PRELUDE.
LIFE is a riddle, deep, majestic, grand,
For all to solve, but few to understand;
’Tis a strange world, some say with stoic bliss,
And straightway vow this globe hath gone amiss;
While some presume and some soliloquise,
“There’s less in wisdom than in seeming wise;”
“Silence is golden,” spake of old the sage,
The rule holds good in our distempered age;
Then silence keep and learn from meaner things,
From which full many a goodly lesson springs.

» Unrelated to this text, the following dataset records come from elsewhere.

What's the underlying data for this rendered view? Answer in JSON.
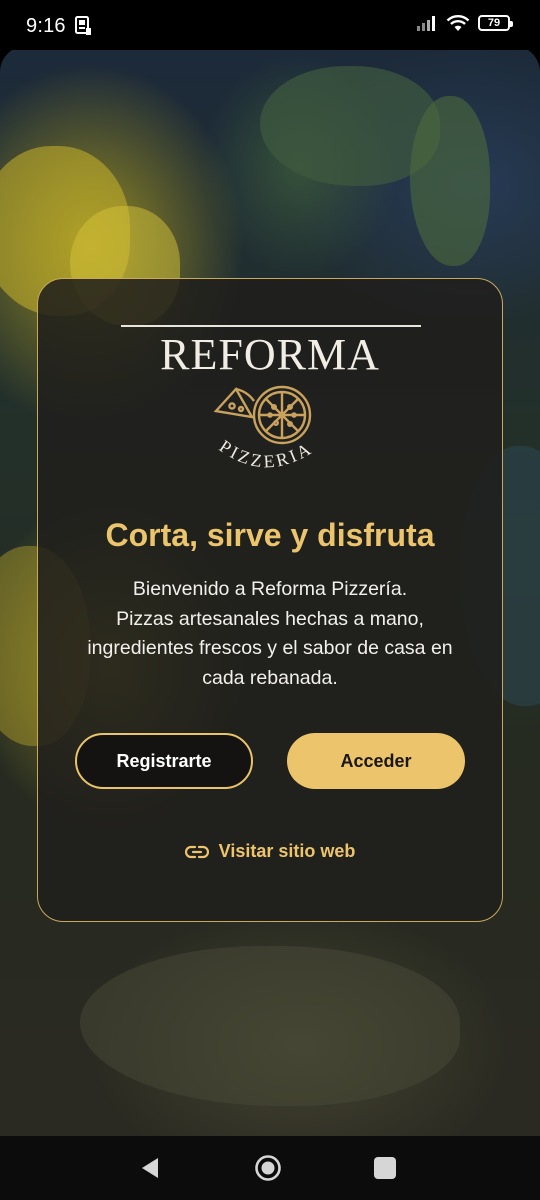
{
  "status_bar": {
    "time": "9:16",
    "battery_level": "79",
    "icons": [
      "notification-icon",
      "signal-icon",
      "wifi-icon",
      "battery-icon"
    ]
  },
  "card": {
    "logo": {
      "brand": "REFORMA",
      "subtitle": "PIZZERIA"
    },
    "headline": "Corta, sirve y disfruta",
    "description_lines": [
      "Bienvenido a Reforma Pizzería.",
      "Pizzas artesanales hechas a mano,",
      "ingredientes frescos y el sabor de casa en",
      "cada rebanada."
    ],
    "register_label": "Registrarte",
    "login_label": "Acceder",
    "web_link_label": "Visitar sitio web",
    "web_link_icon": "link-icon"
  },
  "nav_bar": {
    "icons": [
      "back-icon",
      "home-icon",
      "recents-icon"
    ]
  },
  "colors": {
    "accent": "#ecc46b",
    "card_border": "#c9a85a",
    "card_background": "#201e1c",
    "headline": "#ecc46b"
  }
}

Grasp not the shadow that first meets your eyes,
For somewhere near the substance always lies;
A simple story serves to tell the fate
Of many a brain-dashed, vaunting shallow pate.
CANTO I.
A frog dwelt once upon a time
Far up within the northern clime,
’Twas pleasant sure, when Summer threw
O’er wood and lake and mountain blue,
Her fairy mantle; then the frog,
Exulting loud in many a bog,
Sang siren songs in brake and bush,
Such as would fairly put to blush,
Or fill, good faith, with envious rage
The modern artist of the stage;
And well he might, the pesky elf
Could even understand himself;
And as his voice still louder rang,
He understood the words he sang;
He sang, and leaping sang so clear,
The very breezes paused to hear;
He sang till even the Echoes tired,
To bear his songs no more aspired.
But why dilate upon this song,
Or why a tedious tale prolong?
When Winter raised his elfin wand,
The frog retired to his pond;
His voice was hushed, the winds that kissed
The placid lake his ditties missed,
Straight in a tempest rage they flew,
And colder, wilder, louder blew,
Till Summer could no more endure,
And fled to southern climes secure.
But when cold Winter, tired grown,
Would drop his wand a moment down,
That self-same instant you might hear
The frog’s shrill voice pipe loud and clear.

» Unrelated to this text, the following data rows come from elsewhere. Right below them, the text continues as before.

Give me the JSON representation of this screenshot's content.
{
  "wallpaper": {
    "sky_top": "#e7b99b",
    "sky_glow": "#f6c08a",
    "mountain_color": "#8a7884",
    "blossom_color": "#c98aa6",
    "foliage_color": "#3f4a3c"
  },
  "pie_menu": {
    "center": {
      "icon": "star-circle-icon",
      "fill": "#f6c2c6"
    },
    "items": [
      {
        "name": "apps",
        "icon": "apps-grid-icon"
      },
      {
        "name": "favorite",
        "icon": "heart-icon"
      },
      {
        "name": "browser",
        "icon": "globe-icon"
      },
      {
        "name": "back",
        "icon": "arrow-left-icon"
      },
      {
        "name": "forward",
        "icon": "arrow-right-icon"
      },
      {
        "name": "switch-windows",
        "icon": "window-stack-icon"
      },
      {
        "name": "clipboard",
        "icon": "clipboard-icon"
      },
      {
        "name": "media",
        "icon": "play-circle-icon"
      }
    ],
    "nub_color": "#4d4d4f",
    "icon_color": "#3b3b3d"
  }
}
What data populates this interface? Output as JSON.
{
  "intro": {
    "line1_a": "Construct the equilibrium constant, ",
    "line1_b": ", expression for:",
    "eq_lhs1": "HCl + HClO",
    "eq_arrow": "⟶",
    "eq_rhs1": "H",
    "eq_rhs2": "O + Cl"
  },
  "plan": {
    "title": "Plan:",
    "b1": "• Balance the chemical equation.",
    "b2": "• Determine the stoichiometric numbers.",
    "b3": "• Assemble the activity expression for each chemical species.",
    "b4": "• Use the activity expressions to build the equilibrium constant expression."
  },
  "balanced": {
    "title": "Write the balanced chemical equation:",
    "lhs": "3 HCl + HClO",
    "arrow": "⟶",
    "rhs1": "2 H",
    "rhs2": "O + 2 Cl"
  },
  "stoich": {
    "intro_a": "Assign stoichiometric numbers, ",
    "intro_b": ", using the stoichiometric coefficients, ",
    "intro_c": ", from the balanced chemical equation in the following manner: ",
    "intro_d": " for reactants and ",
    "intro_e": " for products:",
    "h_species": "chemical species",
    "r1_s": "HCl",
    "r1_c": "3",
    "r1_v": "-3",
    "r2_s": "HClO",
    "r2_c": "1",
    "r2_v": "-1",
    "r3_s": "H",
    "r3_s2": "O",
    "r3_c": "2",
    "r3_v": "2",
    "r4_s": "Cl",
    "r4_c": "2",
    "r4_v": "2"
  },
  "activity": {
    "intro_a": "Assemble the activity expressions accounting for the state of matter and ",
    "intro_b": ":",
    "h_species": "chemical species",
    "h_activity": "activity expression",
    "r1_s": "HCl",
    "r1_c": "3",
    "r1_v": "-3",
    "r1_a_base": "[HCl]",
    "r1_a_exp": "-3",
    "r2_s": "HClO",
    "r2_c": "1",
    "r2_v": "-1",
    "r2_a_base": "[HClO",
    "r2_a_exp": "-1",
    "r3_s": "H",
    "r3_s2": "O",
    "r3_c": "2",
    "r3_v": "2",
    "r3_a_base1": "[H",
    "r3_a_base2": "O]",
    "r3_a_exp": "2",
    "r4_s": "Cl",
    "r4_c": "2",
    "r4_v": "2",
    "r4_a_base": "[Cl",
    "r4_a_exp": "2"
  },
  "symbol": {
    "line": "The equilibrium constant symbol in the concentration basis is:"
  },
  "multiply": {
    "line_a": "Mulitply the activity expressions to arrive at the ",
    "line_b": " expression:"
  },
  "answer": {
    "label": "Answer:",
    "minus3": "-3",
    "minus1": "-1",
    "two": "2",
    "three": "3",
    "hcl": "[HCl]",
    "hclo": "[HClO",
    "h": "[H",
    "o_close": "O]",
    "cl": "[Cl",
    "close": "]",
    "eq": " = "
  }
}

The Winds delighted sank again,
And gently swept the barren plain;
And Summer, stirred by some strange force,
Straight to the Northland took her course.
CANTO II.
But once upon a certain time,
Ere Winter visited that clime,
Two idle geese were babbling by,
And little recked the frog was nigh.
They talked of climes so far away,
Where Summer holds eternal sway.
They talked of pearly skies serene,
Of woods forever robed in green,
Of sunny ponds and fairy bogs,—
The paradise of singing frogs.
Then talked they of their journey thither,
And prayed that they might have fair weather.

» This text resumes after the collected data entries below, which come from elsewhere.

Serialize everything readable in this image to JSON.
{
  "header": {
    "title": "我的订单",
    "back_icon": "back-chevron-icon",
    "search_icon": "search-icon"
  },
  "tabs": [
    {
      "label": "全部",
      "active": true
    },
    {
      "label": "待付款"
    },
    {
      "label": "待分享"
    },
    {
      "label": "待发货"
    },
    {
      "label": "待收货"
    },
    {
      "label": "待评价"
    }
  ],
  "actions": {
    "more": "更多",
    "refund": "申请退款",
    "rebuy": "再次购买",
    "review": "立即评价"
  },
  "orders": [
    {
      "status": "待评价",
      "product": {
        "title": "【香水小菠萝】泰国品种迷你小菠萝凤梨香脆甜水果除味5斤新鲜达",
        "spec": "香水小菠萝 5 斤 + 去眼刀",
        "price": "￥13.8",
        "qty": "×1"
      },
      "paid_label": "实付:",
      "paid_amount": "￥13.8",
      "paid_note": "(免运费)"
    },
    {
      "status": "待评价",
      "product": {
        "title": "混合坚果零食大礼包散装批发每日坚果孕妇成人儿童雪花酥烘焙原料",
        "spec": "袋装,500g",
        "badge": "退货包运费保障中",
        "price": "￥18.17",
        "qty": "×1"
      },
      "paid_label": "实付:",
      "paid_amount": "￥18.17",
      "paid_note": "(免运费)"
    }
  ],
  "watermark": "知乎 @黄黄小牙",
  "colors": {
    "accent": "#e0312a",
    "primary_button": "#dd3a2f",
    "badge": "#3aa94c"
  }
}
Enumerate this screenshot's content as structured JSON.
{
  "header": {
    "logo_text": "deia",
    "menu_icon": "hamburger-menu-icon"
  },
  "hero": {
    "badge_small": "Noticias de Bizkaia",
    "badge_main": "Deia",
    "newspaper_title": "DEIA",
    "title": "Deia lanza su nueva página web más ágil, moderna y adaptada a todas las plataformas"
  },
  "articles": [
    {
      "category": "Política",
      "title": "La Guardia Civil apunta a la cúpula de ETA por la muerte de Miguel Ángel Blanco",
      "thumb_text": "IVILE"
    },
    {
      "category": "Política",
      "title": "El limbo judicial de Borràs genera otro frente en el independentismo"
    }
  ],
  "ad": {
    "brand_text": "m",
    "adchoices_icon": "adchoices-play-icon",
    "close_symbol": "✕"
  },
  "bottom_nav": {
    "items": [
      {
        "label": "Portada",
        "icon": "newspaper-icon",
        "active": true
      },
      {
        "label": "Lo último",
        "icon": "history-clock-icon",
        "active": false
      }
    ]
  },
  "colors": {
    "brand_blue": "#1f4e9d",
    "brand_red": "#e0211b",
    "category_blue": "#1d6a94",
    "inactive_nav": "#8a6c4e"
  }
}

The frog all meekly sat the while,
Then deigned to ask with winning smile,
While visions of those tempting skies
Floated before his dazzled eyes:
“Where is that land, most potent bird?
Of it, good faith, I’ve never heard.
Pray, let me follow, when once more
You bend your course to that fair shore
Where Winter never dare intrude
To cast his spell of solitude.”
At this the geese laughed loud and long,
A hissing laugh that checked the song
The frog had formed deep in his throat,—
That song died in one gurgling note.
And then the elder of the birds
Addressed the frog the following words:
“Thou silly elf, pray understand
’Tis many a league unto that land,
And should’st thou e’er presume to go
By single jumps and hops so slow,
Why, sure old age would overtake
Thee ere thou’d reach the fairy brake.”
At this the frog at once began:
“I’ve hit upon a novel plan.
We’ll pluck some grass from yonder slope,
And firmly twist it in a rope,
’Twill do, I think, with single fold,
Then at each end you may take hold,
And I will grasp the middle tight,
A goose at both my left and right,
We’ll cleave the upper air so light.”
The frog scarce finished ere ’twould seem
The geese consented to the scheme.
They both affirmed with one accord
Such wisdom they had never heard;
Fitting the action to the word,
They soon were sailing through the skies,
Bound for the southern paradise.
The frog swung on the grassy rope,
And did not deign his mouth to ope.
They travelled over many a rood
Of bush and brake and solitude.
At length a farmer, half amazed,
Spied them aloft in mid-air raised,
And much he wondered as he gazed,
And loud the wise device he praised,
And asked whose wisdom ’twas had planned
The wondrous scheme his vision scanned.
The frog, in whose own estimation,
Centred the wisdom of creation,
Could not the rustic’s praise pass by,
Opened his mouth and shouted “I!”—
Scarce had he risked his mouth to ope,
When slipped his jaws from off the rope,
And, like an arrow from a bow,
He dashed upon the rocks below.
Thus died the frog—was ever fate so dread?
And to the realm of shades his spirit sped.
MORAL.
All ye who read, whatever be your state,
Bear well in mind the frog’s unhappy fate.
How wise you deem yourself, how great a seer,
’Tis vain to boast, the world cares not to hear.
There’s danger oft in speech, be well aware—
The cloak of wisdom is not hard to bear.